The second test was performed according to a standardized internal method, which is in principle comparable to the OECD TG 401 but did not follow GLP requirements (BASF, 1978). Since there were no mortalities, clinical signs or necropsy findings observed in male and female Sprague-Dawley rats dosed with 10000 mg/kg bw after a 14 d observation period, the acute oral LD50 is > 10000 mg/kg bw and the LD0 is >= 10000 mg/kg in rats.

 

Acute dermal and inhalation toxicity

No data were available for acute dermal or inhalative toxicity. Results from repeated dose studies with read across substance C.I. Pigment Yellow 53 (oral 90 d rat, inhalation 5 d rat) indicate no bioavailability for pigments. Additionally, no leaching of metal ions was detected in a leaching study (see chapter 7.9.3) with C.I. Pigment Green 50. Therefore, the dermal exposure pathway is assessed as not relevant. For the inhalative exposure pathway, there are no indications for mechanical effects other than known from inert dusts, which were not relevant for acute toxicity.

 


Justification for selection of acute toxicity – oral endpoint
Guideline compliant study.

Justification for classification or non-classification

Dangerous Substance Directive (67/548/EEC)

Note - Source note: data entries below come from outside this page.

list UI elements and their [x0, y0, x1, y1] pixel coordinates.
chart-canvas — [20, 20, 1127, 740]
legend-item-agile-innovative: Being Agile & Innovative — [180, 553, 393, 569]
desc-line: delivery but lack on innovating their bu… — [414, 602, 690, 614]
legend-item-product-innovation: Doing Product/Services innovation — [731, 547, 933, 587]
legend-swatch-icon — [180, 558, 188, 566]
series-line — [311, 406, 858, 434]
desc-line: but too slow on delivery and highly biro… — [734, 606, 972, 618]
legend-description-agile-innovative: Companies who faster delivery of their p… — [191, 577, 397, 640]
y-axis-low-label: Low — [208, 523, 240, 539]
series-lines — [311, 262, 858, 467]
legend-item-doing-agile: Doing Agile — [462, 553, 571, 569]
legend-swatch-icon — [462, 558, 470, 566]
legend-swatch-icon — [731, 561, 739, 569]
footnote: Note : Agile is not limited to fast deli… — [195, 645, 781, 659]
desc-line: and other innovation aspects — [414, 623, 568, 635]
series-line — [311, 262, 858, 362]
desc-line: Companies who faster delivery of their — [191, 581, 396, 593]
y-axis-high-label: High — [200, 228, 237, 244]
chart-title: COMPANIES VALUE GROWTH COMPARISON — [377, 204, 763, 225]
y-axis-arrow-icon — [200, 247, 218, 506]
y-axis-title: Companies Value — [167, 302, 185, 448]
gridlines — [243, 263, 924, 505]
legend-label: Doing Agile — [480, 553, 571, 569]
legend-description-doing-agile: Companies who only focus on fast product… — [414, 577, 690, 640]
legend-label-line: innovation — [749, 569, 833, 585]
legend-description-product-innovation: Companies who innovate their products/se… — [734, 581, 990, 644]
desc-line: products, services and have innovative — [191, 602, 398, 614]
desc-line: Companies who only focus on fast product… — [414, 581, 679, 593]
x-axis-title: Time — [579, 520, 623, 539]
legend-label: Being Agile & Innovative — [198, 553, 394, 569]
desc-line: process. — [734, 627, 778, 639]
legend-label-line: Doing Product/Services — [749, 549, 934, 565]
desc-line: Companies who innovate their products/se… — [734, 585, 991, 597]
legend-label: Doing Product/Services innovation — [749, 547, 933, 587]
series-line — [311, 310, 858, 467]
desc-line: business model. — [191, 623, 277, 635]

The available studies are considered reliable and suitable for classification purposes under 67/548/EEC. As a result the substance is not considered to be classified for acute toxicity under Directive 67/548/EEC.

                               

Classification, Labelling, and Packaging Regulation (EC) No. 1272/2008

The available experimental test data are reliable and suitable for classification purposes under Regulation 1272/2008. As a result the substance is not considered to be classified for acute toxicity under Regulation (EC) No. 1272/2008.